Plans went spinning around in my head as I stroked the puppy’s soft fur, and my collies watched me, for once not competing for my attention.  My two tricolors, Candy and Halley, Gemmy, the sable, and Sky…  I didn’t see Sky, but the shy blue merle who had been abused, often hid herself under a table or behind a chair when an element in her environment changed.

Not tonight though.  Before long she trotted up to the puppy with one of her own toys in her mouth, a well-chewed gray goat, and dropped it at the side of the infant.

I felt like crying; in a moment, I probably would.  It was Christmas Eve, and even the most vulnerable of my dogs understood the spirit of giving.

~*~

Announced by Candy who welcomed him with wild, enthusiastic barking, Crane came home later than usual.  He brought with him an impressive dusting of snow and an abundance of Christmas cheer.

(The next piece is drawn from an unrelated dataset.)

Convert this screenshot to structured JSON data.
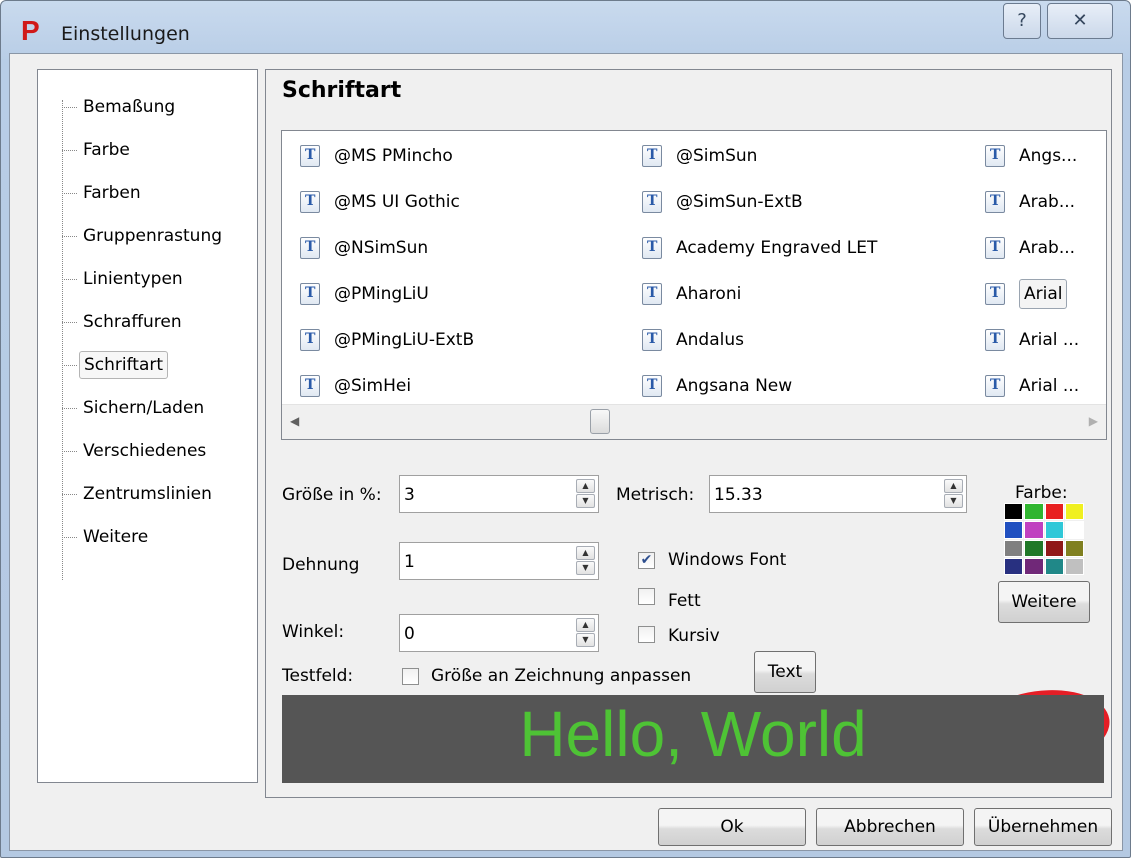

As always, I’d made sure that our house was a quiet haven for a man who’d been patrolling the roads and byroads of Foxglove Corners, a place warmed by fireplace flames and lit by candles and, because it was Christmas Eve, tree lights.  No electricity until later.  No serious or distressing conversation until after a hot and hearty dinner.

In my mind the new puppy had gone from distressful to happy.

“Merry Christmas Eve, honey,” he said with a holiday twinkle in his frosty gray eyes.  He shed his snowy jacket and pulled me close for a kiss.  His badge pressed against my chest as he transferred some of the snow to my red sweater.  I noticed a small green package in his hand, but neither one of us commented on it.

“Mmm. You smell like pine needles,” I whispered.

“I’ve been tramping through the woods.”

“Was there trouble?”

“Just a routine complication.”

From the living room the puppy yelped her curiosity at this unseen intrusion.

“What’s that?” Crane asked.

“Our new collie,” I said.  “Come see her.  She’s very young.  A puppy.”

Used to my bringing home collie strays, Crane remained unfazed by the news.  He followed me into the living room, set the present surreptitiously under the tree, and gazed down on the puppy who had climbed out of the box and was wagging her tail.  It was the first time she’d done that since I’d brought her inside.  Her pudgy white paw rested possessively on Sky’s gray goat.

“She looks like a snowball,” he said as he locked his gun in its cabinet.  “Do you realize that now we have a collie in every color?”

“So we do.”

Sable, tricolor, blue merle, and our bi-black Raven who lived outside in all weather, preferring the custom dog  house Crane had built for her to the comfort of our home.

“She was limping a while ago…  Oh, she still is,” I said as the puppy made her unsteady way to the tip of Crane’s boot.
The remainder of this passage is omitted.